How Hungary says good-bye to summer on its biggest national holiday, celebrated in August. By Andrea Nagyiványi-Kárpáti, Head of Secretariat, GSS Hungary
If you have ever wondered why your Hungarian counterparts send you a notice each year that they would be away from the office on 20 August and where they all disappear to, let us provide you with the answer. The reason why it stands out among our national holidays is that it marks the foundation of the Hungarian State by our very first king, Stephen I (997-1038), canonised on the same day in 1083 by Pope Gregory VII to become Saint Stephen, the Patron Saint of Hungary.
Founding of the State
Stephen, who inherited his throne from his father, Géza, the Grand Prince from the royal Árpád dynasty, carried on his legacy: they both recognised that the nation would only survive in the centre of Europe if it assimilated into the order of the surrounding monarchies. Thereby Stephen declared taking up Christianity to be the first milestone on that road.
Anointed in 997, after the death of his father, he started reigning over the loose confederacy of relatively independent pagan Hungarian tribes who had arrived in the Carpathian basin a little more than 100 years earlier.

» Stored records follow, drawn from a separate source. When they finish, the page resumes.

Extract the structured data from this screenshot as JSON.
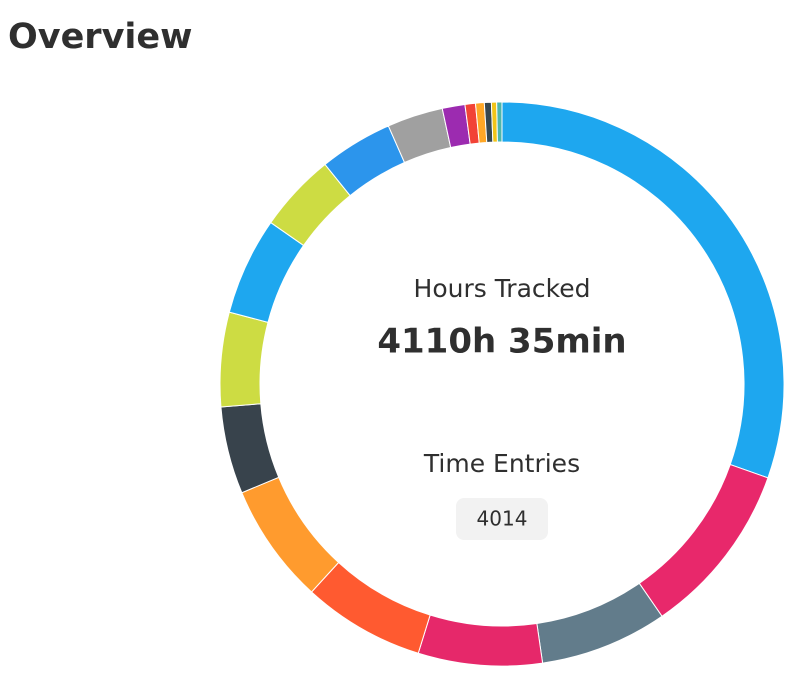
{
  "header": {
    "title": "Overview"
  },
  "chart_data": {
    "type": "pie",
    "values": [
      30.4,
      10,
      7.3,
      7.1,
      7,
      6.9,
      5,
      5.4,
      5.6,
      4.5,
      4.2,
      3.2,
      1.3,
      0.6,
      0.5,
      0.4,
      0.3,
      0.3
    ],
    "colors": [
      "#1ea7ef",
      "#e8286b",
      "#627c8b",
      "#e6286a",
      "#ff5a30",
      "#ff9b2e",
      "#38434c",
      "#cddc43",
      "#1ea7ef",
      "#cddc43",
      "#2c95ec",
      "#a0a0a0",
      "#9c2bb0",
      "#f24336",
      "#ffa726",
      "#37474f",
      "#f2c418",
      "#4db6ac"
    ]
  },
  "center": {
    "hours_label": "Hours Tracked",
    "hours_value": "4110h 35min",
    "entries_label": "Time Entries",
    "entries_value": 4014
  }
}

He immediately set about spreading the new religion in the empire, strictly banning all the ancient pagan rites. Punishments for practicing the old tribal religion were harsh and often even cruel. As a highly symbolic move, he was crowned on 1 January 1001 with a hoop crown decorated with gem stones sent from Rome by Pope Sylvestre II (the original crown is on display in the Parliament). And thus, the Christian nation state was born and its founder, Stephen I, as he was called from then on, introduced legislation, taxes and administration, terms unknown to the tribes until then. He was also the first to establish bishoprics and the use of money and ordered the use of the Latin alphabet.

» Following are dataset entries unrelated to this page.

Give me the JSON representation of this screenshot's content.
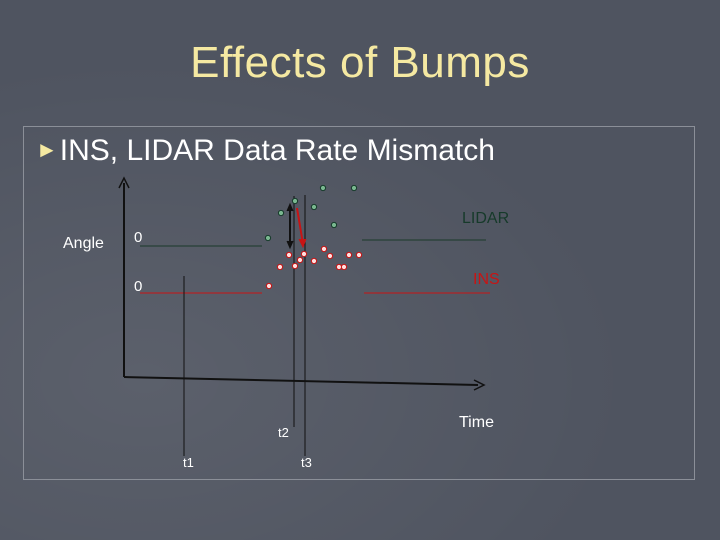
{
  "slide": {
    "title": "Effects of Bumps",
    "bullet_marker": "►",
    "bullet_text": "INS, LIDAR Data Rate Mismatch"
  },
  "diagram": {
    "y_axis_label": "Angle",
    "x_axis_label": "Time",
    "lidar_label": "LIDAR",
    "ins_label": "INS",
    "lidar_zero": "0",
    "ins_zero": "0",
    "time_markers": {
      "t1": "t1",
      "t2": "t2",
      "t3": "t3"
    },
    "lidar_color": "#163a2a",
    "ins_color": "#c81414",
    "dot_lidar_fill": "#7ab890",
    "dot_ins_fill": "#ffe0e0"
  }
}
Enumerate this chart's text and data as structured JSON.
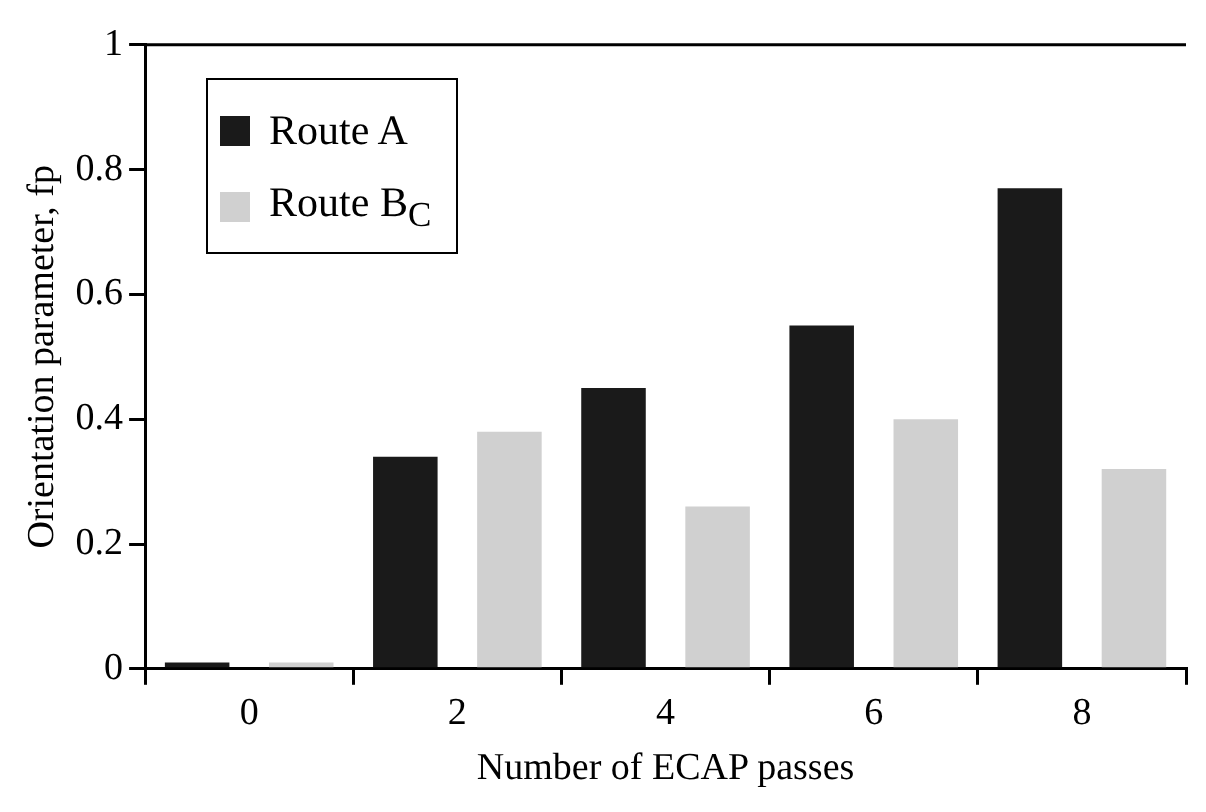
{
  "chart_data": {
    "type": "bar",
    "xlabel": "Number of ECAP passes",
    "ylabel": "Orientation parameter, fp",
    "categories": [
      "0",
      "2",
      "4",
      "6",
      "8"
    ],
    "series": [
      {
        "name": "Route A",
        "color": "#1a1a1a",
        "values": [
          0.01,
          0.34,
          0.45,
          0.55,
          0.77
        ]
      },
      {
        "name": "Route B$_{C}$",
        "color": "#d0d0d0",
        "values": [
          0.01,
          0.38,
          0.26,
          0.4,
          0.32
        ]
      }
    ],
    "ylim": [
      0,
      1
    ],
    "yticks": [
      0,
      0.2,
      0.4,
      0.6,
      0.8,
      1
    ],
    "legend": "top left"
  }
}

It truly was an extraordinary achievement to put all these innovations into effect but as you can imagine, it did not go peacefully. He spent the 41 years of his rule in constant war with his opponents. The most notable conflict he had to face, already in his first days as Grand Prince, was against Koppány, a chieftain from the same royal dynasty and claimed his right to the throne based on the ancient traditions of inheritance. The battle between them ended with Stephen’s victory and a disgraceful death for Koppány. This story served as the basis for the popular Hungarian rock opera, Stephen, the King, which premiered in 1983 and has been performed every 20 August ever since.
Things to do on 20 August
Festivities in Budapest start early in the morning in front of the Parliament with the inauguration of army officers and continue with an air and water parade on the Danube. This is followed by the procession of the Holy Dexter, which is actually the mummified right hand of Saint Stephen, on the square in front of the Basilica which bears his name and houses the relic. The Buda Castle hosts a range of family programmes with just about all you need: food, drink and music. A very popular event is the announcement and tasting of the winner of the title “the Cake of the Country” which will then be on sale for a year in every pastry shop around the country. The holiday also appeals to tourists, as all Hungarian museums can be visited for free all-day long.

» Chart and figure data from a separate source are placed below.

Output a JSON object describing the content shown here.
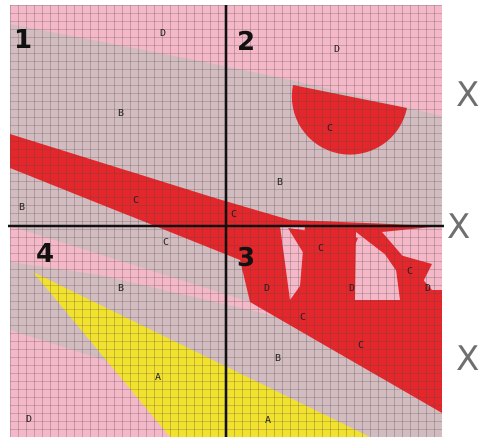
{
  "colors": {
    "pink": "#f4b8c8",
    "grey": "#d2bcc0",
    "red": "#e5262b",
    "yellow": "#f2e22e",
    "grid_line": "#4a4a4a",
    "axis": "#111111"
  },
  "quadrants": [
    "1",
    "2",
    "3",
    "4"
  ],
  "region_labels": [
    "D",
    "D",
    "B",
    "C",
    "B",
    "B",
    "C",
    "C",
    "C",
    "C",
    "C",
    "C",
    "D",
    "D",
    "D",
    "B",
    "C",
    "B",
    "A",
    "A",
    "D"
  ],
  "side_marks": [
    "X",
    "X",
    "X"
  ]
}
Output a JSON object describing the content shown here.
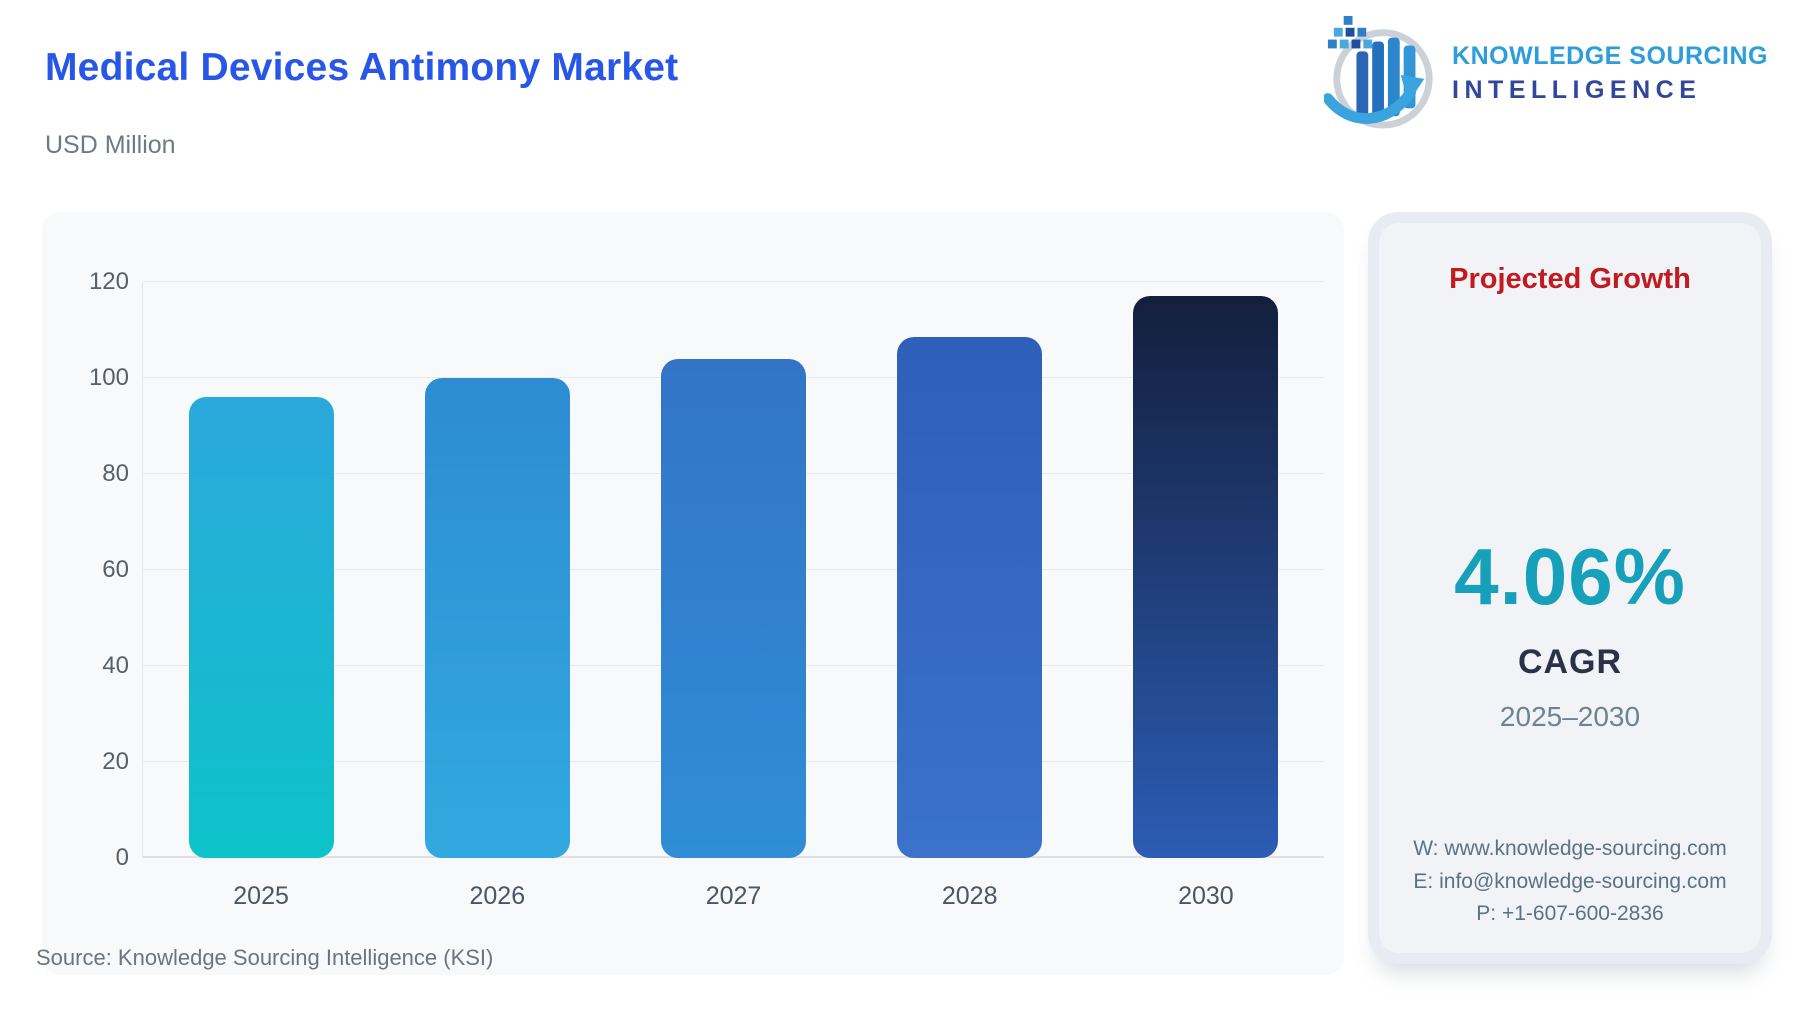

The birth of the state is celebrated throughout the whole country, and for this one day, everyone, even those who work in agriculture, stop work to join the festivities. For them, this day also means celebrating the end of the harvest. Bread baked of the new grains, freshly picked grapes and wine are tasted at country fairs. In the evening, you can see fireworks in all cities, all around Lake Balaton and of course, the most spectacular display is held in Budapest. Here, rockets are fired from Chain Bridge and from barges anchored in the middle of the river. It is an amazing sight where the background is provided by the UNESCO World Heritage Site on both shores of the Danube.
On the beaches of Balaton
The holiday usually coincides with the last perfect beach weather in the season. The good thing about it is that there is no need to choose between staying on the beach by Lake Balaton or joining the celebration, as you will bump into events literally everywhere. Regardless of age or scope of interest, everyone will find something to keep them entertained. So, if you ever happen to be in Hungary on 20 August, you might want to come and join us, take part in the fun and thus say good bye to summer in the Hungarian way.